Elle ne disparaîtra pas par décret moral. Elle ne s’effacera pas sous l’effet d’une condamnation de principe. Elle persistera, parce qu’elle découle directement d’une situation concrète, d’un rapport de force réel.
Il faut donc refuser les faux débats qui consistent à la présenter comme une dérive, comme un excès ou comme une anomalie. Cette manière de poser le problème inverse les responsabilités et empêche de penser la lutte telle qu’elle est réellement menée.
L’autodéfense n’est pas une radicalité choisie. Elle est une réponse imposée.
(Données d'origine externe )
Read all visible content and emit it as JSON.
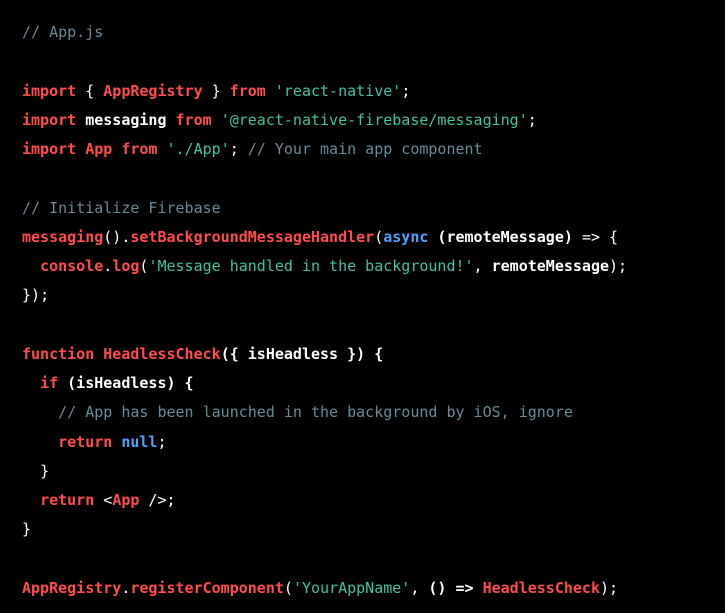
{
  "code": {
    "c1": "// App.js",
    "kw_import1": "import",
    "brace_open": "{ ",
    "appregistry": "AppRegistry",
    "brace_close": " }",
    "kw_from": "from",
    "str_reactnative": "'react-native'",
    "semi": ";",
    "messaging": "messaging",
    "str_firebase": "'@react-native-firebase/messaging'",
    "app": "App",
    "str_app": "'./App'",
    "c2": "// Your main app component",
    "c3": "// Initialize Firebase",
    "messaging_call": "messaging",
    "parens": "().",
    "setbg": "setBackgroundMessageHandler",
    "open_paren": "(",
    "async": "async",
    "remotemsg_param": " (remoteMessage) ",
    "arrow": "=>",
    "open_brace": " {",
    "console": "console",
    "dot": ".",
    "log": "log",
    "str_msghandled": "'Message handled in the background!'",
    "comma": ", ",
    "remotemsg": "remoteMessage",
    "close_paren": ")",
    "close_brace": "}",
    "kw_function": "function",
    "headlesscheck": "HeadlessCheck",
    "param_headless": "({ isHeadless }) {",
    "kw_if": "if",
    "if_cond": " (isHeadless) {",
    "c4": "// App has been launched in the background by iOS, ignore",
    "kw_return": "return",
    "null": "null",
    "jsx_open": "<",
    "jsx_app": "App",
    "jsx_close": " />",
    "regcomp": "registerComponent",
    "str_appname": "'YourAppName'",
    "arrow_fn": "() => "
  }
}
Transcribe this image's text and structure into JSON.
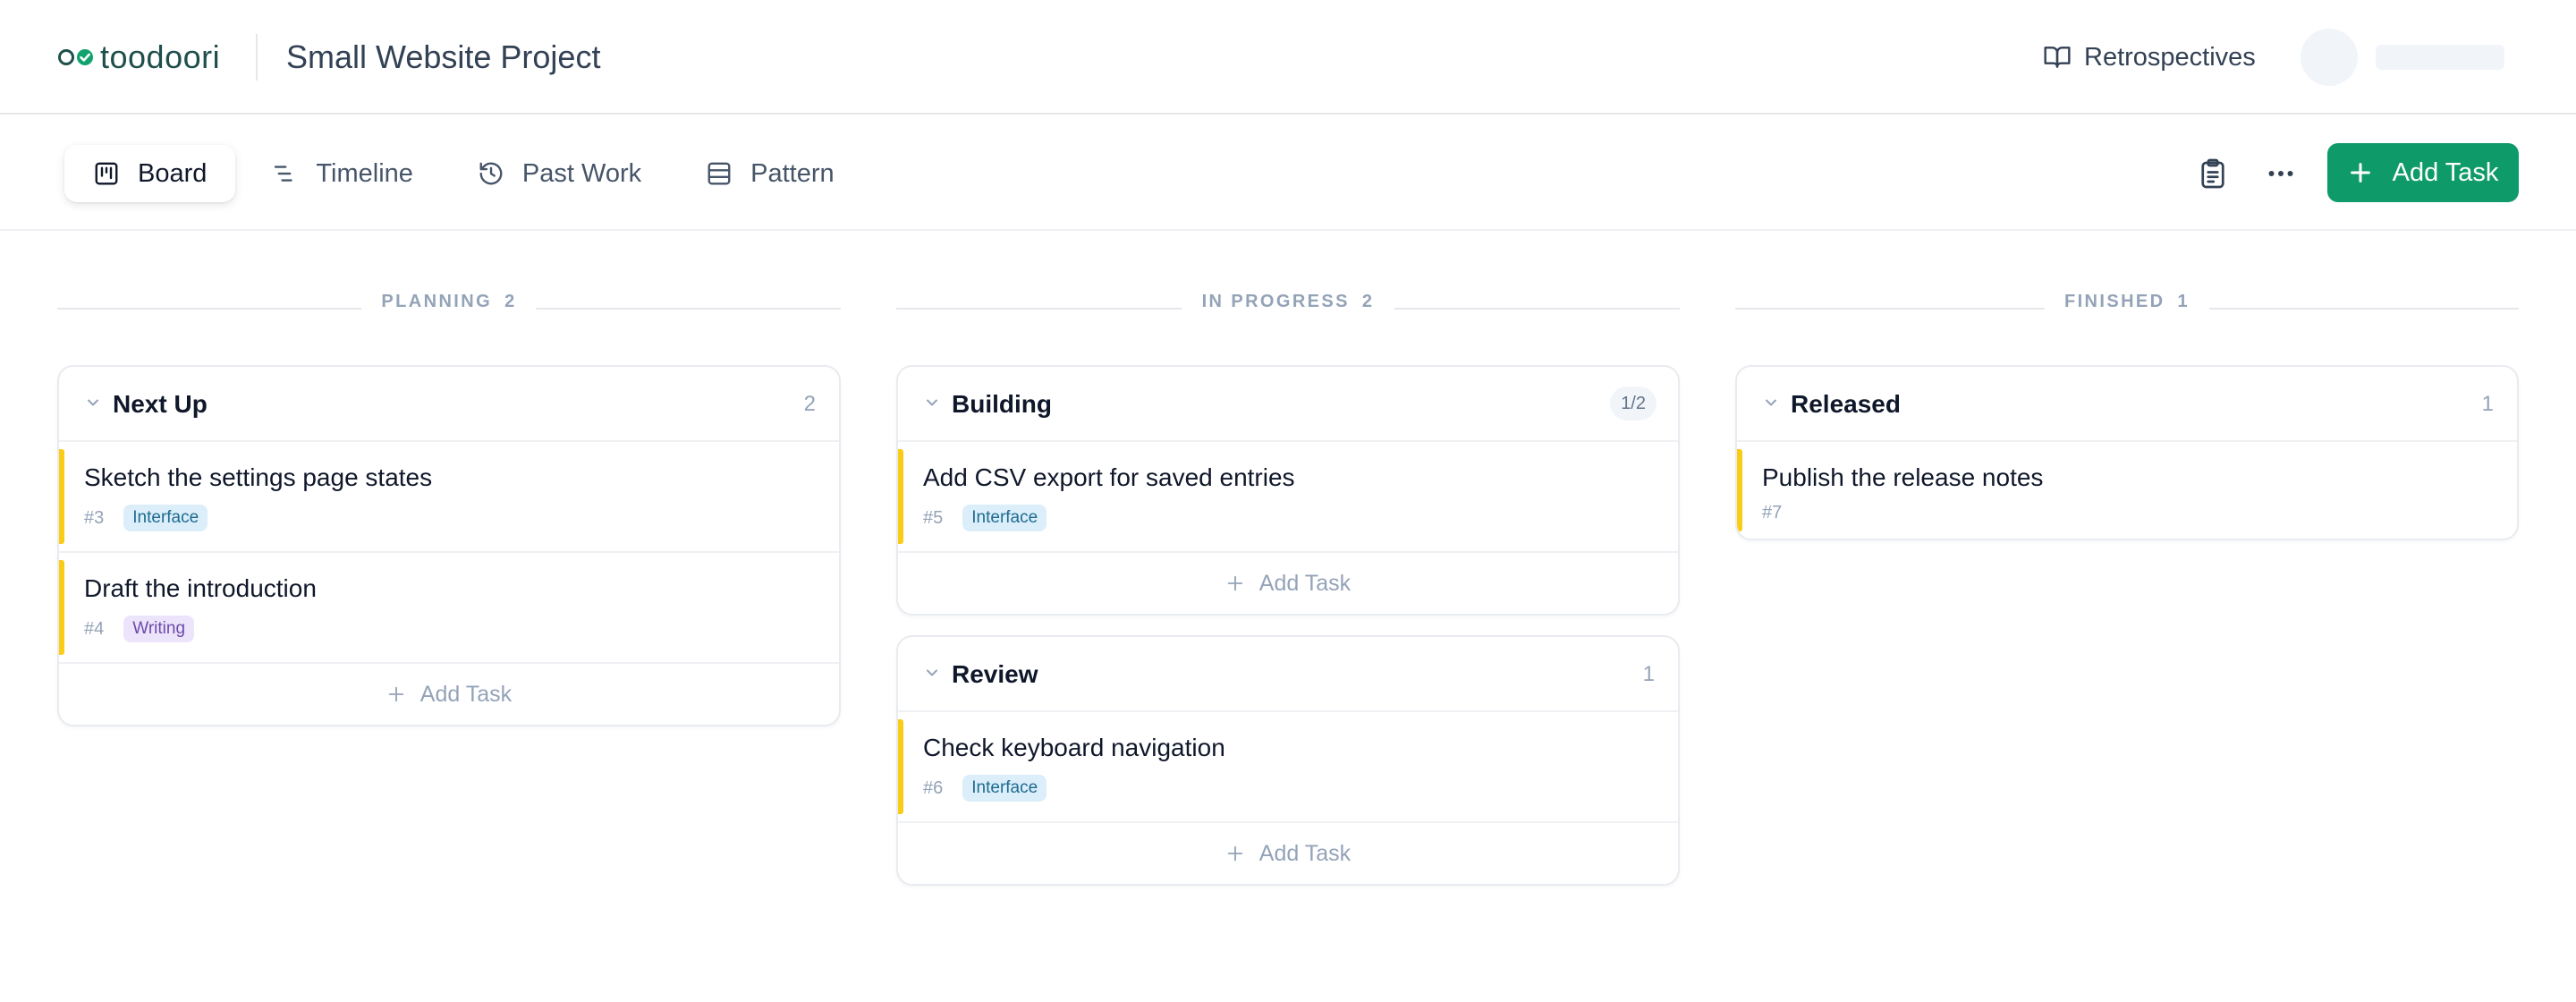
{
  "header": {
    "logo_text": "toodoori",
    "project_title": "Small Website Project",
    "retro_label": "Retrospectives"
  },
  "toolbar": {
    "tabs": [
      {
        "label": "Board",
        "icon": "board-icon",
        "active": true
      },
      {
        "label": "Timeline",
        "icon": "timeline-icon",
        "active": false
      },
      {
        "label": "Past Work",
        "icon": "history-icon",
        "active": false
      },
      {
        "label": "Pattern",
        "icon": "pattern-icon",
        "active": false
      }
    ],
    "add_task_label": "Add Task"
  },
  "colors": {
    "accent": "#0f9b69",
    "task_bar": "#facc15"
  },
  "columns": [
    {
      "label": "PLANNING",
      "count": "2",
      "groups": [
        {
          "name": "Next Up",
          "count": "2",
          "tasks": [
            {
              "title": "Sketch the settings page states",
              "num": "#3",
              "tag": "Interface"
            },
            {
              "title": "Draft the introduction",
              "num": "#4",
              "tag": "Writing"
            }
          ],
          "add_label": "Add Task"
        }
      ]
    },
    {
      "label": "IN PROGRESS",
      "count": "2",
      "groups": [
        {
          "name": "Building",
          "count": "1/2",
          "tasks": [
            {
              "title": "Add CSV export for saved entries",
              "num": "#5",
              "tag": "Interface"
            }
          ],
          "add_label": "Add Task"
        },
        {
          "name": "Review",
          "count": "1",
          "tasks": [
            {
              "title": "Check keyboard navigation",
              "num": "#6",
              "tag": "Interface"
            }
          ],
          "add_label": "Add Task"
        }
      ]
    },
    {
      "label": "FINISHED",
      "count": "1",
      "groups": [
        {
          "name": "Released",
          "count": "1",
          "tasks": [
            {
              "title": "Publish the release notes",
              "num": "#7",
              "tag": ""
            }
          ]
        }
      ]
    }
  ]
}
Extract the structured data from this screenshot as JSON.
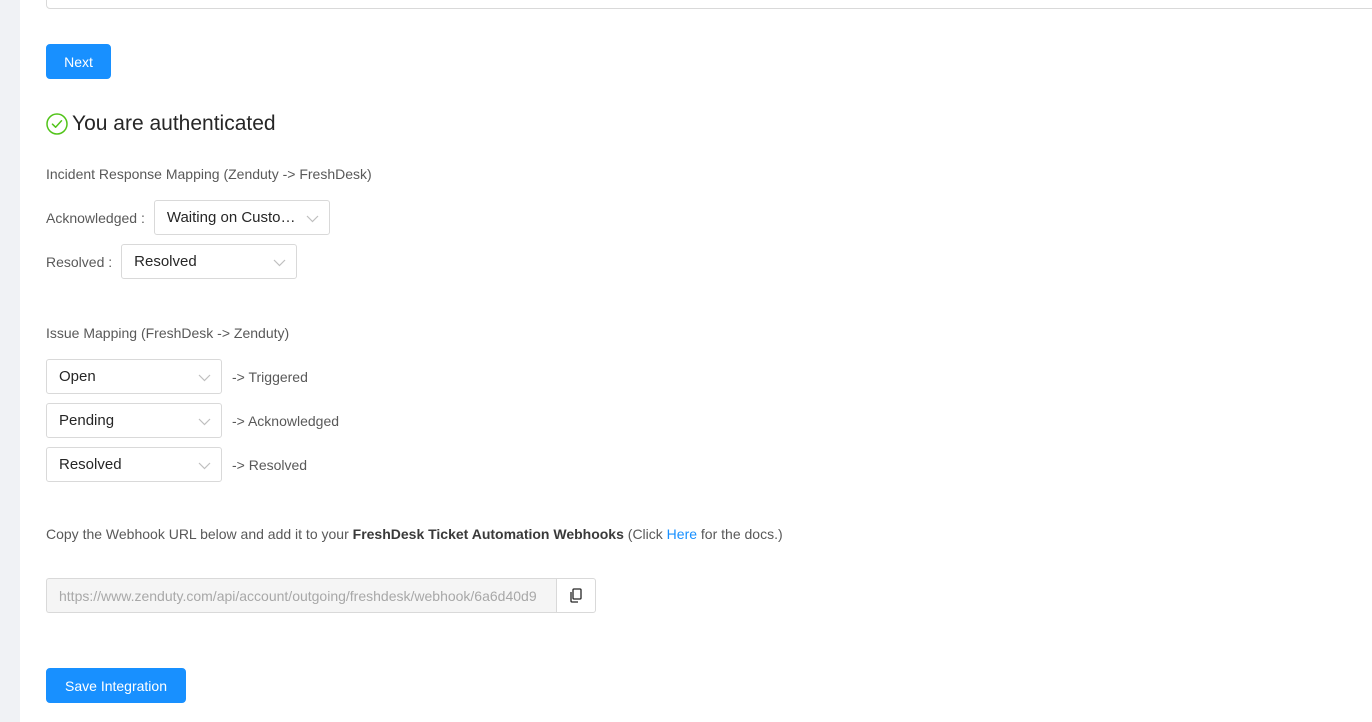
{
  "top_field": {
    "value": ""
  },
  "next_button": {
    "label": "Next"
  },
  "auth": {
    "title": "You are authenticated",
    "icon": "check-circle-icon",
    "color": "#52c41a"
  },
  "incident_mapping": {
    "title": "Incident Response Mapping (Zenduty -> FreshDesk)",
    "rows": [
      {
        "label": "Acknowledged :",
        "selected": "Waiting on Customer"
      },
      {
        "label": "Resolved :",
        "selected": "Resolved"
      }
    ]
  },
  "issue_mapping": {
    "title": "Issue Mapping (FreshDesk -> Zenduty)",
    "rows": [
      {
        "selected": "Open",
        "target": "-> Triggered"
      },
      {
        "selected": "Pending",
        "target": "-> Acknowledged"
      },
      {
        "selected": "Resolved",
        "target": "-> Resolved"
      }
    ]
  },
  "webhook": {
    "text_before": "Copy the Webhook URL below and add it to your ",
    "text_bold": "FreshDesk Ticket Automation Webhooks",
    "text_mid": " (Click ",
    "link_label": "Here",
    "text_after": " for the docs.)",
    "url": "https://www.zenduty.com/api/account/outgoing/freshdesk/webhook/6a6d40d9",
    "copy_icon": "copy-icon"
  },
  "save_button": {
    "label": "Save Integration"
  },
  "colors": {
    "primary": "#1890ff",
    "success": "#52c41a",
    "border": "#d9d9d9"
  }
}
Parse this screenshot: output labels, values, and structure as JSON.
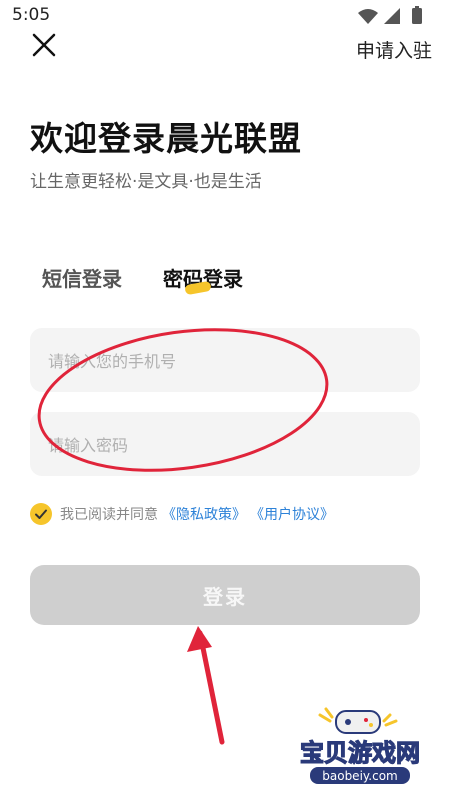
{
  "status_bar": {
    "time": "5:05",
    "icons": [
      "wifi-icon",
      "signal-icon",
      "battery-icon"
    ]
  },
  "header": {
    "close_icon": "close-icon",
    "join_label": "申请入驻"
  },
  "hero": {
    "title": "欢迎登录晨光联盟",
    "subtitle": "让生意更轻松·是文具·也是生活"
  },
  "tabs": [
    {
      "label": "短信登录",
      "active": false
    },
    {
      "label": "密码登录",
      "active": true
    }
  ],
  "form": {
    "phone_placeholder": "请输入您的手机号",
    "password_placeholder": "请输入密码"
  },
  "agreement": {
    "checked": true,
    "text": "我已阅读并同意",
    "privacy_link": "《隐私政策》",
    "terms_link": "《用户协议》"
  },
  "login_button": {
    "label": "登录"
  },
  "watermark": {
    "brand": "宝贝游戏网",
    "domain": "baobeiy.com"
  },
  "colors": {
    "accent": "#f6c52b",
    "link": "#2d82d8",
    "annotation": "#e0243a",
    "button_disabled": "#cfcfcf"
  }
}
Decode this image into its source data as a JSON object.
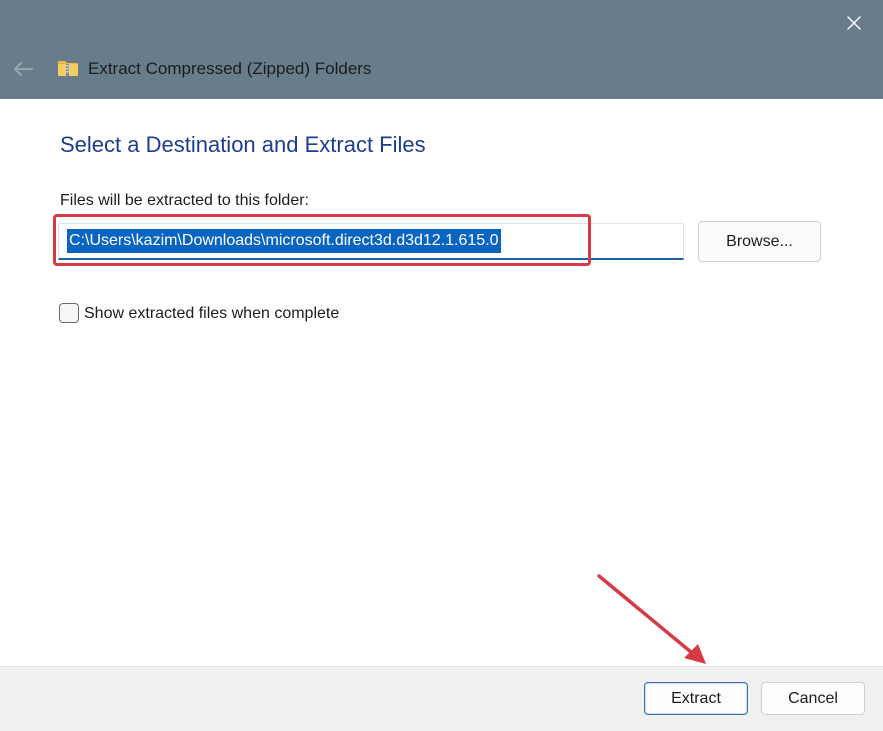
{
  "window": {
    "title": "Extract Compressed (Zipped) Folders",
    "titlebar_color": "#677d8b",
    "icons": {
      "back": "back-arrow-icon",
      "close": "close-icon",
      "app": "zip-folder-icon"
    }
  },
  "main": {
    "heading": "Select a Destination and Extract Files",
    "heading_color": "#1e3d8f",
    "field_label": "Files will be extracted to this folder:",
    "path_value": "C:\\Users\\kazim\\Downloads\\microsoft.direct3d.d3d12.1.615.0",
    "selection_color": "#0a65c2",
    "browse_label": "Browse...",
    "checkbox_label": "Show extracted files when complete",
    "checkbox_checked": false
  },
  "footer": {
    "extract_label": "Extract",
    "cancel_label": "Cancel"
  },
  "annotations": {
    "highlight_color": "#d63a44"
  }
}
Elle est une nécessité pour continuer à se rassembler, sans que chaque initiative soit menacée ou empêchée. Une nécessité pour continuer à lutter, sans que l’engagement soit conditionné par la peur. Une nécessité pour continuer à exister dans l’espace public, face à celles et ceux qui cherchent précisément à en exclure toute opposition.
Mais elle n’épuise pas la lutte. Elle ne constitue pas un horizon en soi. Elle est ce qui permet de préserver les conditions dans lesquelles une dynamique antifasciste peut se déployer, s’organiser, s’élargir.
C’est en ce sens qu’il faut la comprendre. Non comme une fin, mais comme un moyen. Non comme un choix, mais comme une conséquence.
Et, surtout, comme une exigence de lucidité face au réel.